In 1895 a Kilburn man gave his collection of New Hebrides (now called Vanuatu) artefacts to Sir A.W. Franks, the keeper of Antiquities at the British Museum, and asked him to put them on display. This struck us as rather strange, what were the pieces doing in Kilburn and who was this man?
The British Museum describes this as a 5 feet tall god figure from Vanuatu.
It is an effigy of a deceased individual, made of a human skull, cane, clay, fibre, and a boar’s tusk armlet. © Trustees of the British Museum
  
It turned out they were donated by Fred Skeffington of 72 Victoria Road, Kilburn on 16 March 1895. Born in 1860 in Blaston, Leicestershire, his father Reuben Skeffington was a grazier with 255 acres, employing four men. Reuben prospered and twenty years later was working 1,050 acres and employing 18 men, 2 women and 4 boys.

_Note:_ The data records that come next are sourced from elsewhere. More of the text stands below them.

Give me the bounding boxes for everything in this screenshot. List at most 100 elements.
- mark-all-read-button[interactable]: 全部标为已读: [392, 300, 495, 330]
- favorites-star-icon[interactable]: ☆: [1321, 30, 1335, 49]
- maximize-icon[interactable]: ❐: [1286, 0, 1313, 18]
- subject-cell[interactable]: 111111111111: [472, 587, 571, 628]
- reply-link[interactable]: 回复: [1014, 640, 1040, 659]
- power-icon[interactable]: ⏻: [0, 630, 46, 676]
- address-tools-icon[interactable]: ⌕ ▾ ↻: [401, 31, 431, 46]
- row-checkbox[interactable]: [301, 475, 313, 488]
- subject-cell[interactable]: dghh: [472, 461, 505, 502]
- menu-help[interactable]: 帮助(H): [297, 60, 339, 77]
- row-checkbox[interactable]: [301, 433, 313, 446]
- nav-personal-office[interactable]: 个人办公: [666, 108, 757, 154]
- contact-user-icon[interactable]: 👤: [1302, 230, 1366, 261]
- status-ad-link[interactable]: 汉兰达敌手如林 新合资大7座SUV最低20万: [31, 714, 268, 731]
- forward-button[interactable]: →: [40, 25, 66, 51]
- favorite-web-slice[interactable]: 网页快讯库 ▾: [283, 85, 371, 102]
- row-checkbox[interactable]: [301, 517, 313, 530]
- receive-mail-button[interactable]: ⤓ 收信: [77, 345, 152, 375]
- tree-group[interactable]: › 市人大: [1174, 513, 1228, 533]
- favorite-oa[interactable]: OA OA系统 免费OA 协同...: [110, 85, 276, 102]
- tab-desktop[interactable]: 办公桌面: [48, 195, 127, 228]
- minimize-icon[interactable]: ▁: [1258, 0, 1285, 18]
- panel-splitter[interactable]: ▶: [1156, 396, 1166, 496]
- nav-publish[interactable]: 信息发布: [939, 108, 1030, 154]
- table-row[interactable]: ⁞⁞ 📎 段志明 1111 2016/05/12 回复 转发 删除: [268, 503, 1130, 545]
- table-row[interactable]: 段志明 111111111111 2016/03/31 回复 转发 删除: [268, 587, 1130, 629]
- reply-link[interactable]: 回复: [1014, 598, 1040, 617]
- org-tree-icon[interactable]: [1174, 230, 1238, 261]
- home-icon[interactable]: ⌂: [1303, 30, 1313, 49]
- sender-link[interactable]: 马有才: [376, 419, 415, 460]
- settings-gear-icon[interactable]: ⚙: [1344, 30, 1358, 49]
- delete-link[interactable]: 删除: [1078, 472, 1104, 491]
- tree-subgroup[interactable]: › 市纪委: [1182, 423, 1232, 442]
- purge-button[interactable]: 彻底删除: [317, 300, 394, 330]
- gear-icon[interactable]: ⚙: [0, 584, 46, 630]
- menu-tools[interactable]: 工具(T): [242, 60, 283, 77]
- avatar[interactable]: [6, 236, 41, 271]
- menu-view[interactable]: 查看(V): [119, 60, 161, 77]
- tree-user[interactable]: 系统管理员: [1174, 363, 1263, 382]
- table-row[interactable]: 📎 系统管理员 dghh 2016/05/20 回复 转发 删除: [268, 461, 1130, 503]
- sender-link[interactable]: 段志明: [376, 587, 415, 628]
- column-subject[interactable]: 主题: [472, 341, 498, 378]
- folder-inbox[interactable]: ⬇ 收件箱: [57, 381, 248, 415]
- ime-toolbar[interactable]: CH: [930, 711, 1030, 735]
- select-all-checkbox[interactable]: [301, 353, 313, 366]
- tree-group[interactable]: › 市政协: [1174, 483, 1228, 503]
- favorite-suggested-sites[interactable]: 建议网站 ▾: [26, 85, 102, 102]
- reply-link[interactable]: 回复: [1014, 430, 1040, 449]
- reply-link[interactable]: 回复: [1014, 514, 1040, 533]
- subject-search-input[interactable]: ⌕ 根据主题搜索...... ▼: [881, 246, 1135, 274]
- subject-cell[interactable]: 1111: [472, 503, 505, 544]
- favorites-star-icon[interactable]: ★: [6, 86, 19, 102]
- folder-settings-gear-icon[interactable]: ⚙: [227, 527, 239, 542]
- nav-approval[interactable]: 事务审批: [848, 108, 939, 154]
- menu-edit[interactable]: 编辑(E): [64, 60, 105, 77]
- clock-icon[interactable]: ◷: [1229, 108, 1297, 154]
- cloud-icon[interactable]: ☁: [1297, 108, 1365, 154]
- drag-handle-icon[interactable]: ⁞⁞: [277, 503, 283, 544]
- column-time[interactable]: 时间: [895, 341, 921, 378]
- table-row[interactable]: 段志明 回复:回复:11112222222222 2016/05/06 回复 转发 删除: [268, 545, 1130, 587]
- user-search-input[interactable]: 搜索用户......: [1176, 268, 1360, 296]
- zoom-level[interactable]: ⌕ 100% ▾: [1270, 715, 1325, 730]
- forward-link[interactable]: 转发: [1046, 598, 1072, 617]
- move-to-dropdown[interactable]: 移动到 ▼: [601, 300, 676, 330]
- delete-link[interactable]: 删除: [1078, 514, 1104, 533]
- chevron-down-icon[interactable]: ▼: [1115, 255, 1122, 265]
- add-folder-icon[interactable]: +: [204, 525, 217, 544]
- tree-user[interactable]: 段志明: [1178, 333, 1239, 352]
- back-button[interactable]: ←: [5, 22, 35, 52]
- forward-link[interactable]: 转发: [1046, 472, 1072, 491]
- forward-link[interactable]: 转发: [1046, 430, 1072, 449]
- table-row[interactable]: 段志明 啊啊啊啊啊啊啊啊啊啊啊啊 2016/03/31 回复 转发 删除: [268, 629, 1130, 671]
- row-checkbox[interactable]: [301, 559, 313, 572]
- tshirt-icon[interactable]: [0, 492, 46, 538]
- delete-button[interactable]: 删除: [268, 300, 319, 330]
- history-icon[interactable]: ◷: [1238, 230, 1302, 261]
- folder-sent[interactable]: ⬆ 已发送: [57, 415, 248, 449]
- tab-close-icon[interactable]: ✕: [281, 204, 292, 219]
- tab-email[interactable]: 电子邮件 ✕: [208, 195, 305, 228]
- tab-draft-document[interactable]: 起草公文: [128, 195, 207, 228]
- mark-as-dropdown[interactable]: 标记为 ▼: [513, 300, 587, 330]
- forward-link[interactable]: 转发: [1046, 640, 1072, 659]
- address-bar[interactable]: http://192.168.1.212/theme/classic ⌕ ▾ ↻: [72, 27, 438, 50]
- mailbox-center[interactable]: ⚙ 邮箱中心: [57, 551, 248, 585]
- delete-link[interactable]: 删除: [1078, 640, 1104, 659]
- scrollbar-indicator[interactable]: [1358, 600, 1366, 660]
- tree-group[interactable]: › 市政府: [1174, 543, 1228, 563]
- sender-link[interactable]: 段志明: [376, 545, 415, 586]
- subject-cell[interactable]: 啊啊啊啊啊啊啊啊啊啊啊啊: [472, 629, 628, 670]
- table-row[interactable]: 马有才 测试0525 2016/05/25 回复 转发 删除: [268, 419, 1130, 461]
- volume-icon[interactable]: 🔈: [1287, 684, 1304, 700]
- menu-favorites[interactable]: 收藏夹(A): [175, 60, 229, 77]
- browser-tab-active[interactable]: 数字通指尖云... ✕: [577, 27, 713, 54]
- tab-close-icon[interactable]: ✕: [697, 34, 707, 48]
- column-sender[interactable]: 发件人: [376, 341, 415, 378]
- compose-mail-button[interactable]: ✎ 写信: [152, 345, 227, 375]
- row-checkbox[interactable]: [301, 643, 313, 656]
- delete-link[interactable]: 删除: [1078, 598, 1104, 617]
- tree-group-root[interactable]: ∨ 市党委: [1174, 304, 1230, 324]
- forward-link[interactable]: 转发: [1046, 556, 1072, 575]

Fred Skeffington became a ship broker’s clerk in London and in 1888 he married Anne Caroline Harriet Rivolta in Woolwich. She was the middle class daughter of John Septimo Rivolta, a City wine merchant who lived at 25 Priory Road. He was also involved in various Buenos Ayres companies.
In 1891 Fred and Anne were living in south London at 12 Bromley Road, Lee. They had a daughter, Amy Anita, who was born on 2 November 1891 but she was not baptised until 1906. By 1895 when Fred sent the collection to the British Museum, they had moved to 72 Victoria Road, Kilburn and in 1898 they were renting 21 Plympton Road, near Dyne Road. For some reason they kept moving house – and after a typically short stay they were at 15 Victoria Mansions, Grange Road, Willesden Green, (1902 to 1903). In 1905 they were at 140 Wymering Mansions, Wymering Road near Kilburn Park Road and Paddington Recreation Ground. A year later when they baptised their 15 year old daughter Amy, they were living at 66 Bloomfield Road, Maida Vale.

A ceremonial spear or paddle.

© Trustees of the British Museum
Ceremonial dance mask or chief’s head dress.
Fred Skeffington allowed the British Museum to photograph the mask and the ceremonial spear and then asked for them to be returned to him. As far as we know the human effegy is still in the BM collection. © Trustees of the British Museum
 In the 1911 census, 19 year old Amy Skeffington was a stenographer for a mercantile company and was living with her uncle, Arthur Skeffington and his family in Blackheath. Her mother Ann had died earlier that year, and sadly Fred was an inmate at the Royal Hospital for Incurables, West Hill, Putney. He was one of the 45 male and 183 female patients. Now the Royal Hospital for Neuro-disabilty, this large hospital for the mentally ill was set up by philanthropist Andrew Reed in 1854. Fred Skeffington died there in 1912.
His daughter Amy married twice; firstly to Robert Macmaster in 1915 and then to Gordon Tabernacle in 1948. She died in St Marylebone in 1969.
Although it has proved possible to work out who Fred was, we don’t know how he got these rare tribal pieces. After all, he wasn’t an intrepid Victorian explorer who travelled to the South Pacific. Perhaps he obtained them from his work as a shipbroker’s clerk?